The title of the publication borrows its name from the response Siri, Apple’s female-gendered voice assistant used by nearly half a billion people, would give when a human user told ‘her’, “Hey Siri, you’re a bi***.”

 

Siri’s submissiveness in the face of gender abuse – and the servility expressed by so many other digital assistants projected as young women – provides a powerful illustration of gender biases coded into technology products, pervasive in the technology sector and apparent in digital skills education.

 

According to Saniye Gülser Corat, UNESCO’s Director for Gender Equality, “The world needs to pay much closer attention to how, when and whether AI technologies are gendered and, crucially, who is gendering them.”

 

The publication shares the first United Nations agency recommendations regarding the gendering of AI technologies, imploring companies and governments to:

  1. end the practice of making digital assistants female by default;
  2. explore the feasibility of developing a neutral machine gender for voice assistants that is neither male nor female;
  3. programme digital assistants to discourage gender-based insults and abusive language;
  4. encourage interoperability so that users can change digital assistants, as desired; and
  5. require that operators of AI-powered voice assistants announce the technology as non-human at the outset of interactions with human users.

 

 

UNESCO uses the example of digital voice assistants to demonstrate that in a world awash in AI technology, the teams building this AI technology must be more gender-balanced. Today women make only 12 percent of AI researchers, represent only 6 per cent of software developers, and are 13 time less like to file an ICT (information, communication and technology) patent than men.
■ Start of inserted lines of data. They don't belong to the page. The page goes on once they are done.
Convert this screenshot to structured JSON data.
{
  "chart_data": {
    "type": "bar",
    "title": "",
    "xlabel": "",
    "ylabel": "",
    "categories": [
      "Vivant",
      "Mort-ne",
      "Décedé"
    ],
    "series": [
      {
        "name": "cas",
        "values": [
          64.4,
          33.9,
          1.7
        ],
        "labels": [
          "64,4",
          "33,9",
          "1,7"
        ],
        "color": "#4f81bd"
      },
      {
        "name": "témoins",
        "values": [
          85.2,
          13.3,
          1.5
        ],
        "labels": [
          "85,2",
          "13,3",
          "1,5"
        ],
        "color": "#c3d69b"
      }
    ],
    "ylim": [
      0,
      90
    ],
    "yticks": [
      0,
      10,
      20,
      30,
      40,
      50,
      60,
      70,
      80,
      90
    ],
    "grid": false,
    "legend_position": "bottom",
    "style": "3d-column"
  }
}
Addressing gender inequalities in AI must begin with more gender-equal digital skills education and training. A dedicated section of the publication explains how to make this a reality, providing 15 actionable recommendations.

 

Finally, the report shares a new and paradoxical finding: Countries that score higher on gender equality indices, such as those in Europe, have the fewest women pursuing the advanced skills needed for careers in the technology sector. Conversely, countries with lower levels of gender equality, such as those in the Arab region, have the largest percentage of women pursuing advanced technology degrees. As an illustration, in Belgium only 6% of ICT graduates are women, while in the United Arab Emirates this figure is 58%. This paradox is explored in detail and underscores the need for measures to encourage women’s inclusion in digital skills education in all countries.